Ligamentoplastie ou reconstruction ligamentaire du genou

Ligamentoplastie du genou : principes et indications

La ligamentoplastie du genou correspond à la reconstruction chirurgicale d’un ligament rompu afin de redonner au genou sa stabilité mécanique et fonctionnelle. Elle concerne le plus souvent le ligament croisé antérieur, structure clé du contrôle des mouvements de pivot et de translation.

Lorsque l’instabilité persiste malgré la rééducation, ou chez les patients actifs souhaitant reprendre le sport, l’opération de ligamentoplastie du genou devient une option thérapeutique adaptée. L’objectif est double : supprimer l’instabilité responsable des sensations de dérobement et protéger le cartilage et les ménisques d’une dégradation secondaire.

Dans ce cadre, l’opération du genou par ligamentoplastie s’inscrit dans une démarche globale, intégrant l’analyse du mode de vie, des attentes fonctionnelles et du niveau sportif du patient. Cette approche individualisée est un point central de la chirurgie de ligamentoplastie du genou moderne.

Les différents types de ligamentoplastie du genou

Toutes les instabilités du genou ne se ressemblent pas : le ligament touché, le contexte du traumatisme et vos objectifs (sport, travail, quotidien) orientent la prise en charge. La ligamentoplastie peut concerner un seul ligament ou plusieurs, avec une stratégie adaptée à chaque situation.

La ligamentoplastie du LCA (ligament croisé antérieur) est la plus fréquente. Elle vise à restaurer la stabilité du genou, en particulier lors des mouvements de pivot, des changements de direction et des reprises d’appui.

Elle est envisagée quand l’instabilité persiste malgré une rééducation bien conduite, ou lorsque le niveau d’activité expose à des “dérobements” répétés. L’objectif est de retrouver un genou stable et de reprendre les activités en confiance, avec un protocole de récupération encadré.

La ligamentoplastie du LCP (ligament croisé postérieur) concerne un ligament plus profond, qui participe au contrôle des translations vers l’arrière du tibia.

Elle peut être indiquée lorsque la rupture entraîne une gêne durable : douleurs à l’effort, perte de performance ou sensation d’instabilité dans certaines situations. La décision dépend du retentissement au quotidien, de l’examen clinique et des lésions éventuellement associées.

On parle de ligamentoplastie multiligamentaire lorsque plusieurs ligaments sont atteints (par exemple LCA + LCP, ou associés aux ligaments collatéraux). Ces lésions surviennent souvent après des traumatismes plus importants et nécessitent une stratégie personnalisée.

L’objectif est de reconstruire la stabilité globale du genou en tenant compte de la gravité de l’instabilité, des structures associées (ménisques, cartilage) et du projet de reprise d’activité.

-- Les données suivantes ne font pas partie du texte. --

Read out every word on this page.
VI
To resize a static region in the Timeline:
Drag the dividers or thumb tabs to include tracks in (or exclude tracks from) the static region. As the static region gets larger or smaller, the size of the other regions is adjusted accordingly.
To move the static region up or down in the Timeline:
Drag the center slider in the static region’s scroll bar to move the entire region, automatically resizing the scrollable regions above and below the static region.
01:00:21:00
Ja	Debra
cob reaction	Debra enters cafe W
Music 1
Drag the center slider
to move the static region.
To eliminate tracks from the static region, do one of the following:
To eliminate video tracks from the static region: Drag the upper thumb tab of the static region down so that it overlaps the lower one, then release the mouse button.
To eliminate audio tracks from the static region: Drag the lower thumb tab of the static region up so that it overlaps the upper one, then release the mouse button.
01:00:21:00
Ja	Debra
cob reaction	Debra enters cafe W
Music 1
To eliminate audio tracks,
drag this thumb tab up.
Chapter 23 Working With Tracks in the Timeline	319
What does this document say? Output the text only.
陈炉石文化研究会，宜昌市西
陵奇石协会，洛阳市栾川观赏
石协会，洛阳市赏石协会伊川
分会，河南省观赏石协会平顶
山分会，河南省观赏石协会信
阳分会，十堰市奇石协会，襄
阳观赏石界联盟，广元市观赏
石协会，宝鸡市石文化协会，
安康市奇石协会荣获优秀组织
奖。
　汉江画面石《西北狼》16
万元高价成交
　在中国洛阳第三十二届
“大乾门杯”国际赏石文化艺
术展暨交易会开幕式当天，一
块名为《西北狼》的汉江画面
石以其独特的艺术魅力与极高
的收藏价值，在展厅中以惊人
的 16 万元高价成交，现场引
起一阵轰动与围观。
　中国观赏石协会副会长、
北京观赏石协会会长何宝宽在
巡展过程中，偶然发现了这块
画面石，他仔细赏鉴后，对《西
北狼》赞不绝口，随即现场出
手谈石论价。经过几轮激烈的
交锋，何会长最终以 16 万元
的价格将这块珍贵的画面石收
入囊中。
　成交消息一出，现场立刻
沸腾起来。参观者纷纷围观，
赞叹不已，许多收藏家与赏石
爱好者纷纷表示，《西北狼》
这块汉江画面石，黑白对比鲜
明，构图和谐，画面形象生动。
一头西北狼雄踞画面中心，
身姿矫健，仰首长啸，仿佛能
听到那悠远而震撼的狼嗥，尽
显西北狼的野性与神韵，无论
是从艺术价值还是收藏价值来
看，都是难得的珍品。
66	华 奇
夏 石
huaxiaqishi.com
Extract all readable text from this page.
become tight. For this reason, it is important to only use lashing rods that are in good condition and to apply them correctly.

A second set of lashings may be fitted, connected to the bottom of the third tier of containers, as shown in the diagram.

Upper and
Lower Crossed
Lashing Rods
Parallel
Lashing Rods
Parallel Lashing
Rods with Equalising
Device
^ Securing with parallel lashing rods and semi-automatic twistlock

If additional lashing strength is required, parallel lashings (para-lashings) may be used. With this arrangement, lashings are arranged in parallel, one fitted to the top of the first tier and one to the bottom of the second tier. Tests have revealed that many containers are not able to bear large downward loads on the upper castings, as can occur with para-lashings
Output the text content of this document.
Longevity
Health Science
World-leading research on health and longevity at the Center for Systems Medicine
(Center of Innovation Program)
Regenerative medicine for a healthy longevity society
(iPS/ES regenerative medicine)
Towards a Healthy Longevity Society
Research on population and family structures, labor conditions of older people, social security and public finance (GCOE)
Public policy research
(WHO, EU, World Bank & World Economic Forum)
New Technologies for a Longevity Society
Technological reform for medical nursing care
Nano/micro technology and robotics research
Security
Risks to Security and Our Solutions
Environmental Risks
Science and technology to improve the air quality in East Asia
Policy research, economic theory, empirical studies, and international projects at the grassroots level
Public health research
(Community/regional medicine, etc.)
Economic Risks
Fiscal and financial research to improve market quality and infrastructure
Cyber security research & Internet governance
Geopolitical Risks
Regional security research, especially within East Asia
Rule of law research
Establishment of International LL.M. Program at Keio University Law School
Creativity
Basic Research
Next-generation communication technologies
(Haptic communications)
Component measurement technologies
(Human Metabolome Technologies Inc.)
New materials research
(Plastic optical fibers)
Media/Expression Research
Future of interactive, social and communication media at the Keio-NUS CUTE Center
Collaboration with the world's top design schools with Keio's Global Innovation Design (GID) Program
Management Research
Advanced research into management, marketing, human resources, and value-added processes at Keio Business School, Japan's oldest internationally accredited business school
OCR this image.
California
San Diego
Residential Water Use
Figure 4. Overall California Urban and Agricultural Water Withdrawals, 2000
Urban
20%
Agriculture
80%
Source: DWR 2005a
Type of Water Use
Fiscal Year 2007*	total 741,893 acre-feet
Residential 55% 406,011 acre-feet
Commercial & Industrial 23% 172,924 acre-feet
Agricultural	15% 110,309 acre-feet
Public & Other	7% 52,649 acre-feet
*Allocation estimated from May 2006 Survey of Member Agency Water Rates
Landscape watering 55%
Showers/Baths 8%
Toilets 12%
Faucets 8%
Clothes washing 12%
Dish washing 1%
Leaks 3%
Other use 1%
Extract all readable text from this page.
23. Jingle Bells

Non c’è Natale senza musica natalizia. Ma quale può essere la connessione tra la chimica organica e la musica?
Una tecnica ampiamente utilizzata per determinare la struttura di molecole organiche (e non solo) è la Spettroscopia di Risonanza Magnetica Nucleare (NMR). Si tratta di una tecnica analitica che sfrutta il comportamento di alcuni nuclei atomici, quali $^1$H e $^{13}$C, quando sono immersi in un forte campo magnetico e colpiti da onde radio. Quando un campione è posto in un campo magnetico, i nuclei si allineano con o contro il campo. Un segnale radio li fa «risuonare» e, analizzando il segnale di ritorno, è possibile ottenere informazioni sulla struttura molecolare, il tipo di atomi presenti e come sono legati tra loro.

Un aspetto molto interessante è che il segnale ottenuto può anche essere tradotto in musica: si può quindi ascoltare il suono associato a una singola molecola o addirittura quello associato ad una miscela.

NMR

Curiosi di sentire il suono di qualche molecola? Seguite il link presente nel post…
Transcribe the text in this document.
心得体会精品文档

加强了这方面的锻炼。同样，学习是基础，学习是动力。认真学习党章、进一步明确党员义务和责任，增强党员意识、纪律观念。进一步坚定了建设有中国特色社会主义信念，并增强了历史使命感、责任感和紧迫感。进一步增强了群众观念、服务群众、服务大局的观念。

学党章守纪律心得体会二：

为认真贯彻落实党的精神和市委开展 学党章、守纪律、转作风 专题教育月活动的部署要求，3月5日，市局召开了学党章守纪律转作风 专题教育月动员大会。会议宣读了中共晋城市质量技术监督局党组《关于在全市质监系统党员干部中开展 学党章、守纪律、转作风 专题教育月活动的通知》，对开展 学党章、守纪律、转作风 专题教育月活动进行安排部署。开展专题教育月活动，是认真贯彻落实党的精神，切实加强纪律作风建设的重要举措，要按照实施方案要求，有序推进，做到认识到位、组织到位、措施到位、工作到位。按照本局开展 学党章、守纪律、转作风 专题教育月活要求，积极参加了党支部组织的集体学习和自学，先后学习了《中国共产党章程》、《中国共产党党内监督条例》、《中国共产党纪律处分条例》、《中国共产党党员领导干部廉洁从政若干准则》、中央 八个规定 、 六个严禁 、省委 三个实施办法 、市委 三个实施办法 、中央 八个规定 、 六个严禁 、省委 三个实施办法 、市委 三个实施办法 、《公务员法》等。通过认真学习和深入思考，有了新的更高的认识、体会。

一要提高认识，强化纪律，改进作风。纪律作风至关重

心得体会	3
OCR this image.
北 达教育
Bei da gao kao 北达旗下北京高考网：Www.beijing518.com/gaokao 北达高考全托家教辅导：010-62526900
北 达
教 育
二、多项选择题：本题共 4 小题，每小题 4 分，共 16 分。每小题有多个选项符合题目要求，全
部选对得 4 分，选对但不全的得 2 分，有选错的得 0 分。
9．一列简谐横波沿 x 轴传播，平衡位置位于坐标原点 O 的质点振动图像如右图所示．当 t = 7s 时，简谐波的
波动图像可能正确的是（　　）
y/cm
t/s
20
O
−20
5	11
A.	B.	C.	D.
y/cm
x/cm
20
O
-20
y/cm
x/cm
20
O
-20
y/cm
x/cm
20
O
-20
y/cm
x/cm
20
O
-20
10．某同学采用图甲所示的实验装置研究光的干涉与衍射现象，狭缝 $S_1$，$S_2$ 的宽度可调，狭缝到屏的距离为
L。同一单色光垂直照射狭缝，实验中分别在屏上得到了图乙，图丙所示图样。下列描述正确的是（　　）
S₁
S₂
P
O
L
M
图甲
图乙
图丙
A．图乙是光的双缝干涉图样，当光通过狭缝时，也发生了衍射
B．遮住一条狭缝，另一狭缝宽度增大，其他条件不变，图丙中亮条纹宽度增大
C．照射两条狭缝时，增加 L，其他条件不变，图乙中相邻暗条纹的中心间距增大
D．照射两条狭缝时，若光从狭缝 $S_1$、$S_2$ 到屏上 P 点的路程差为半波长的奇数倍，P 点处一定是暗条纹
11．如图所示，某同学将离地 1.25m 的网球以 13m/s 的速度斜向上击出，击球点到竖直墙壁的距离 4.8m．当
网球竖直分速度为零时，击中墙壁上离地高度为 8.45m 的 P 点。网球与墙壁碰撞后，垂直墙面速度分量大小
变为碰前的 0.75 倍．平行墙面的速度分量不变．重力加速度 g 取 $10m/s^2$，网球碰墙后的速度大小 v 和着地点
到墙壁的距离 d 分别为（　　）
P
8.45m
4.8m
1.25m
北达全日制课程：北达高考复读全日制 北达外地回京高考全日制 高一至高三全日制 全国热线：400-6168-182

La prise en charge peut être plus progressive, avec une rééducation très structurée.

En pratique, le choix du geste et du timing repose sur l’examen clinique, l’imagerie et vos objectifs : c’est ce qui permet de proposer une stratégie cohérente, lisible, et adaptée à votre genou.

Comment se déroule une opération du ligament croisé antérieur sous arthroscopie ?

Avant votre opération du ligament croisé antérieur, le Dr. Ripoll analyse votre anatomie, votre niveau sportif et vos attentes. Cette évaluation lui permet de choisir la technique la mieux adaptée à votre cas.

L’arthroscopie : une solution mini-invasive

Toutes les chirurgies du LCA réalisées par le Dr Ripoll sont effectuées sous arthroscopie.

Le principe repose sur l’introduction d’une caméra miniature et d’instruments très fins à travers de petites incisions de quelques millimètres.

Les avantages de l’arthroscopie

Le Dr Ripoll utilise de nouvelles techniques d’opération du ligament croisé antérieur avec de nouvelles greffes et des techniques innovantes qui représente une avancée en chirurgie du genou.

Il attache une importance particulière à la biologie et à l’intégration de la greffe via plusieurs procédées :

  • La conservation au maximum de l’ancien ligament (technique SAMBA). Cette technique permet d’améliorer l’intégration et la proprioception du greffon et d’adapter le positionnement du nouveau ligament à votre anatomie. 
  • La préservation de l’insertion biologique du tendon utilisé pour la reconstruction du LCA.

Techniques modernes : ligamentoplastie au DT4 et DIDT

Il existe plusieurs techniques, notamment la ligamentoplastie au DT4 et la ligamentoplastie au DIDT, qui sont des techniques modernes et font appel aux tendons ischio-jambiers du patient.

Le choix du Dr Ripoll est la plupart du temps porté vers le DT4 mais dépend de votre anatomie, de la qualité de vos tendons et de vos objectifs sportifs.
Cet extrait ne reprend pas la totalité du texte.